Когда мы находимся во власти какого-нибудь стремления, оно начинает казаться нам вполне разумным и даже осуществимым, а это придает необычайную силу. Я все обдумала в две недели, — мой ум работает быстро. С чего начать? Надо написать Обстоятельную записку и отдать ее кому-нибудь на прочтение. И то и другое было небезопасно. С тех пор как во мне совершился переворот, за мной стали наблюдать еще внимательнее, чем прежде. С меня просто не спускали глаз; каждый мой шаг сейчас же становился известен, каждое слово взвешивалось. Со мной снова стали искать сближения, стараясь выпытать что-либо; меня расспрашивали, проявляли напускное сострадание и дружеские чувства; заговаривали о моей прежней жизни, слегка журили и охотно извиняли; выражали надежду на лучшее поведение и сулили более приятное будущее, а между тем под разными предлогами входили днем и ночью в мою келью, внезапно и бесшумно приоткрывали полог кровати, а затем уходили. У меня появилась привычка спать одетой. У меня появилась и другая — писать свою исповедь. В один из установленных дней я пошла к настоятельнице и попросила у нее чернил и бумаги. Она не отказала мне в этом. Итак, я стала ждать дня исповеди, а пока что составляла то, что задумала. Это было краткое изложение тех самых событий, о которых я написала и вам, только с вымышленными именами. Но я совершила три оплошности: во-первых, сказала настоятельнице, что мне надо о многом написать, и под этим предлогом попросила у нее больше бумаги, чем полагалось обычно; во-вторых, занялась моей запиской и забросила исповедь и, в-третьих, не написав исповеди и не подготовившись к этому религиозному обряду, пробыла в исповедальне очень недолго. Все это было замечено и навело на мысль, что полученная мною бумага была использована не на то, на что я просила. Однако если она ушла не на исповедь, — а это было очевидно, — то какое же употребление сделала я из нее?

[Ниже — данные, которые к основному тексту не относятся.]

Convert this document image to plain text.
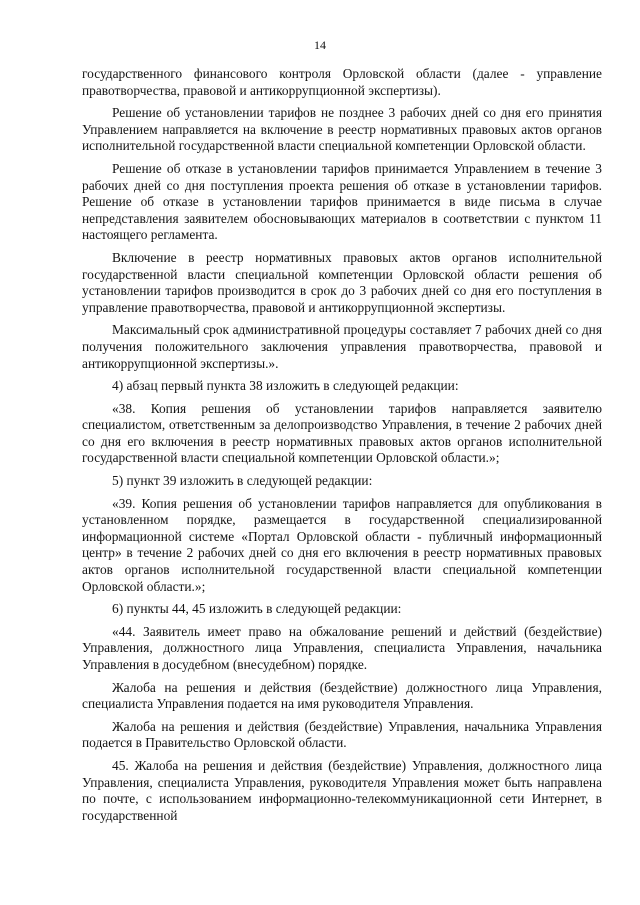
14

государственного финансового контроля Орловской области (далее - управление правотворчества, правовой и антикоррупционной экспертизы).

Решение об установлении тарифов не позднее 3 рабочих дней со дня его принятия Управлением направляется на включение в реестр нормативных правовых актов органов исполнительной государственной власти специальной компетенции Орловской области.

Решение об отказе в установлении тарифов принимается Управлением в течение 3 рабочих дней со дня поступления проекта решения об отказе в установлении тарифов. Решение об отказе в установлении тарифов принимается в виде письма в случае непредставления заявителем обосновывающих материалов в соответствии с пунктом 11 настоящего регламента.

Включение в реестр нормативных правовых актов органов исполнительной государственной власти специальной компетенции Орловской области решения об установлении тарифов производится в срок до 3 рабочих дней со дня его поступления в управление правотворчества, правовой и антикоррупционной экспертизы.

Максимальный срок административной процедуры составляет 7 рабочих дней со дня получения положительного заключения управления правотворчества, правовой и антикоррупционной экспертизы.».

4) абзац первый пункта 38 изложить в следующей редакции:

«38. Копия решения об установлении тарифов направляется заявителю специалистом, ответственным за делопроизводство Управления, в течение 2 рабочих дней со дня его включения в реестр нормативных правовых актов органов исполнительной государственной власти специальной компетенции Орловской области.»;

5) пункт 39 изложить в следующей редакции:

«39. Копия решения об установлении тарифов направляется для опубликования в установленном порядке, размещается в государственной специализированной информационной системе «Портал Орловской области - публичный информационный центр» в течение 2 рабочих дней со дня его включения в реестр нормативных правовых актов органов исполнительной государственной власти специальной компетенции Орловской области.»;

6) пункты 44, 45 изложить в следующей редакции:

«44. Заявитель имеет право на обжалование решений и действий (бездействие) Управления, должностного лица Управления, специалиста Управления, начальника Управления в досудебном (внесудебном) порядке.

Жалоба на решения и действия (бездействие) должностного лица Управления, специалиста Управления подается на имя руководителя Управления.

Жалоба на решения и действия (бездействие) Управления, начальника Управления подается в Правительство Орловской области.

45. Жалоба на решения и действия (бездействие) Управления, должностного лица Управления, специалиста Управления, руководителя Управления может быть направлена по почте, с использованием информационно-телекоммуникационной сети Интернет, в государственной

Не зная, что вызвала такую тревогу, я все же почувствовала, что не следует оставлять при себе столь важный документ. Сначала я хотела зашить его в подушку или в матрац, спрятать в своем платье, зарыть в саду, бросить в огонь. Вы не можете себе представить, как я спешила его написать и в каком оказалась затруднении, когда он был готов. Я запечатала его, спрятала на груди и пошла в церковь, когда уже раздавался колокольный звон. Охватившее меня беспокойство сквозило в каждом моем движении. Мое место было рядом с одной монахиней, которая относилась ко мне по-дружески. Мне не раз случалось ловить на себе ее взгляды, полные сострадания; она не говорила со мной, но было видно, что ей жаль меня. Несмотря на огромный риск, я решила доверить ей мои записки. Улучив момент, когда во время молитвы все монахини опускаются на колени и кладут земные поклоны, так что их совсем не видно за спинками скамеек, я незаметно вынула из-за лифа платья свою бумагу и протянула ей позади себя. Она взяла ее и спрятала на груди. Эта услуга была значительнее всех тех, какие она оказывала мне прежде, а их было немало: в течение многих месяцев она, стараясь не выдавать себя, устраняла все мелкие препятствия, которые монахини ставили на моем пути, чтобы помешать мне выполнять мои обязанности и получить право наказать меня за это. Она стучала в дверь моей кельи, когда пора было выходить, исправляла то, что портили, шла вместо меня звонить или петь в хоре, когда это было нужно, оказывалась повсюду, где должна была находиться я. Все это делалось без моего ведома.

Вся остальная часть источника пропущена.